Think of your customer and consider:
- How to flex send time to optimise engagement
- How your campaign responds to customer behaviour
- How to personalise messaging to resonate with specific customer segments
Plot out your campaign using diagramming software. Then conduct a review to make sure you aren’t dependent on other parts of your business, including your data or IT teams: work with the systems and data you have already to avoid delays.
Campaign build
To speed up the process of building your campaign, consider getting support from a 3rd party. Tasks like coding emails in HTML can be particularly difficult to get right if you don’t have expertise in-house and farming this work out can speed up the process of building your campaign.
You should be able turn around this stage of the process in a maximum of three to four weeks, depending on the complexity of your design.
Test and Launch
Before you launch, make sure you test your campaign.
There’s nothing more likely to shut-down your marketing project than a mistake that sends your emails to every customer in your database ten times.
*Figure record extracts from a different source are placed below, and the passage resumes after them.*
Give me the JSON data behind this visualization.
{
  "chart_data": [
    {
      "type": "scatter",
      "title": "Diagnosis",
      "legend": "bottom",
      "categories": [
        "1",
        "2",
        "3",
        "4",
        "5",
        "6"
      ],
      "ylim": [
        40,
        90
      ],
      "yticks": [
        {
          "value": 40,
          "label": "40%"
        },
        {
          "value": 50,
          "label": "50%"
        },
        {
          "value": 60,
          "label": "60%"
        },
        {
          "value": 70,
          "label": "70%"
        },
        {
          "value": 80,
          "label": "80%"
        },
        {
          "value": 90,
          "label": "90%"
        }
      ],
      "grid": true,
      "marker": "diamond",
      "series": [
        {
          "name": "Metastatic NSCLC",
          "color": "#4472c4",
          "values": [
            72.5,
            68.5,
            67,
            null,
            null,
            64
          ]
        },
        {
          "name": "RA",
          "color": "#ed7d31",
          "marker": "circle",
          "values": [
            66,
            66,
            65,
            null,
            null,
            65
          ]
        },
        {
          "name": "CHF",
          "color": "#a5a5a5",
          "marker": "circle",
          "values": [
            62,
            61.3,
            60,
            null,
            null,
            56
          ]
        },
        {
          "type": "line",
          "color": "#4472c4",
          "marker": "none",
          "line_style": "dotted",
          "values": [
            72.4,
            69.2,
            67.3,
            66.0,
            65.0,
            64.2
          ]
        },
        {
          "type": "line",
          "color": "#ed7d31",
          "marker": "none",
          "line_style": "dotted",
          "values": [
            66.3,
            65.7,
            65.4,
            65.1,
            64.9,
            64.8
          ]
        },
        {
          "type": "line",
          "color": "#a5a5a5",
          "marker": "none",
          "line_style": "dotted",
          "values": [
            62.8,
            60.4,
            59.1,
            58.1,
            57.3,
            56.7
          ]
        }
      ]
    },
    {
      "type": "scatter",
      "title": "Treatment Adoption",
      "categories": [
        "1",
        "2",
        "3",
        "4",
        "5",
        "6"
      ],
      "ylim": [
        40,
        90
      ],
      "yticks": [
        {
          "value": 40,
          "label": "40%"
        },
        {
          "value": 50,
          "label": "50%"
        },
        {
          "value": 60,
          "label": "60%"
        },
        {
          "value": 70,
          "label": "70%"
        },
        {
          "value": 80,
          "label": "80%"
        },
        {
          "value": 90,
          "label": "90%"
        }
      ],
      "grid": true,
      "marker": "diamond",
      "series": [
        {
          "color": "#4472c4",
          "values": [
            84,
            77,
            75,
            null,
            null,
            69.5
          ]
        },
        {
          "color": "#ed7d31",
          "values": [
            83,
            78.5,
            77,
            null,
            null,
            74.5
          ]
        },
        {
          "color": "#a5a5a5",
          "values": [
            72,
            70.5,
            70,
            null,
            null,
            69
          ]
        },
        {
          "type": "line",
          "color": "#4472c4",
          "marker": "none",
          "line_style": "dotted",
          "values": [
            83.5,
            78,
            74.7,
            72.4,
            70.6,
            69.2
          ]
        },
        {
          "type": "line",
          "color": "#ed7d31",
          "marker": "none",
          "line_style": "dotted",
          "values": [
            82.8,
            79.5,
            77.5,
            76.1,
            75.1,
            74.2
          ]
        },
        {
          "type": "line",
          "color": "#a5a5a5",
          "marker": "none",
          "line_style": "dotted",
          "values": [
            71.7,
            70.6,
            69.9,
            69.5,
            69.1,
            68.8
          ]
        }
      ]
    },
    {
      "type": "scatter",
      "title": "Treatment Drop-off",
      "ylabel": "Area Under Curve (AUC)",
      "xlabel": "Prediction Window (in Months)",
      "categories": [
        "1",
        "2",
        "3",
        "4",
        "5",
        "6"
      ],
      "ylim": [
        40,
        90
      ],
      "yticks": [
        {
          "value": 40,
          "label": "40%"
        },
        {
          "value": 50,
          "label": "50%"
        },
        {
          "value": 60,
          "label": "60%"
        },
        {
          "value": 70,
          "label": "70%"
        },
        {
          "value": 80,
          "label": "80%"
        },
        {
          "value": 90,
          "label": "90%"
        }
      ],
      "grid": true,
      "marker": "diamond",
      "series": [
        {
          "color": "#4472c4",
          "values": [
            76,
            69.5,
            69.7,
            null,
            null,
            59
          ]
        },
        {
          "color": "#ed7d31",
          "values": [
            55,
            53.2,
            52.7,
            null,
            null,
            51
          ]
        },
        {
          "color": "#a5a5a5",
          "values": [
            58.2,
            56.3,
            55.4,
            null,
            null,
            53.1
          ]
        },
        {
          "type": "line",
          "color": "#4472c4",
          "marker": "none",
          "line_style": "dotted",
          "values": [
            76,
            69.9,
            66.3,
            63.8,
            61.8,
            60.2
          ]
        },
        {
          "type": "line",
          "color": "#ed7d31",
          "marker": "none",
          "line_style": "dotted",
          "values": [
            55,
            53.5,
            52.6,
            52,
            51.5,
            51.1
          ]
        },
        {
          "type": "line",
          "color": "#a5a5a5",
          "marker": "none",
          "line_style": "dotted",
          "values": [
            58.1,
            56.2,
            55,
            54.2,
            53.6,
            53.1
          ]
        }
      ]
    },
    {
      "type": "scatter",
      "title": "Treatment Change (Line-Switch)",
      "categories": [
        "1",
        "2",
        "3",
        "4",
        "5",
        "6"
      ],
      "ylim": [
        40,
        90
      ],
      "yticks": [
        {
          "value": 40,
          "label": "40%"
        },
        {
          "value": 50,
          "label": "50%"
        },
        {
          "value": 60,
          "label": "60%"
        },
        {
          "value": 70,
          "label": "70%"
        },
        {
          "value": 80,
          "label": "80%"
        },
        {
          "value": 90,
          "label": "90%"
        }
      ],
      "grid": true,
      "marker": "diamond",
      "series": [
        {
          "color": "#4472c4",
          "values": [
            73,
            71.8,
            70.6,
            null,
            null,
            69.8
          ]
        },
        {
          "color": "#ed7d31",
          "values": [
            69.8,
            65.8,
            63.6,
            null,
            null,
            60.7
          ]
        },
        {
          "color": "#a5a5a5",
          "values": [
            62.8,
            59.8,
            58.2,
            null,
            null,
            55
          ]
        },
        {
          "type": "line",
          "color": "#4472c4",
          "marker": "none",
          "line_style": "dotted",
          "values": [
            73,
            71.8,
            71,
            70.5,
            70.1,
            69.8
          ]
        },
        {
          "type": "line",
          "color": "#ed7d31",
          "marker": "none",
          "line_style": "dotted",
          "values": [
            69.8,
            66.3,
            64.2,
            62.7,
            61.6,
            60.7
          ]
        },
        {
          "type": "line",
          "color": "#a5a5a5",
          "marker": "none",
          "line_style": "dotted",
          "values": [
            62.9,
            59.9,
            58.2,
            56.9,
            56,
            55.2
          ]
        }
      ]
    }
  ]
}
Create some test data and run this through. If you see what you expect, you should be ready to go. If you don’t, make sure you go back and correct your campaign before you hit launch.
Summary
At this stage, it’s easy to get carried away and so it’s important to remember that your first campaign is a test designed to prove the value marketing automation can provide in the longer term.
There will be plenty of time to produce more complex campaigns once you receive the investment you need, so focus your efforts on proving value quickly.
Design a simple campaign that will improve a key business metric and deploy it rapidly.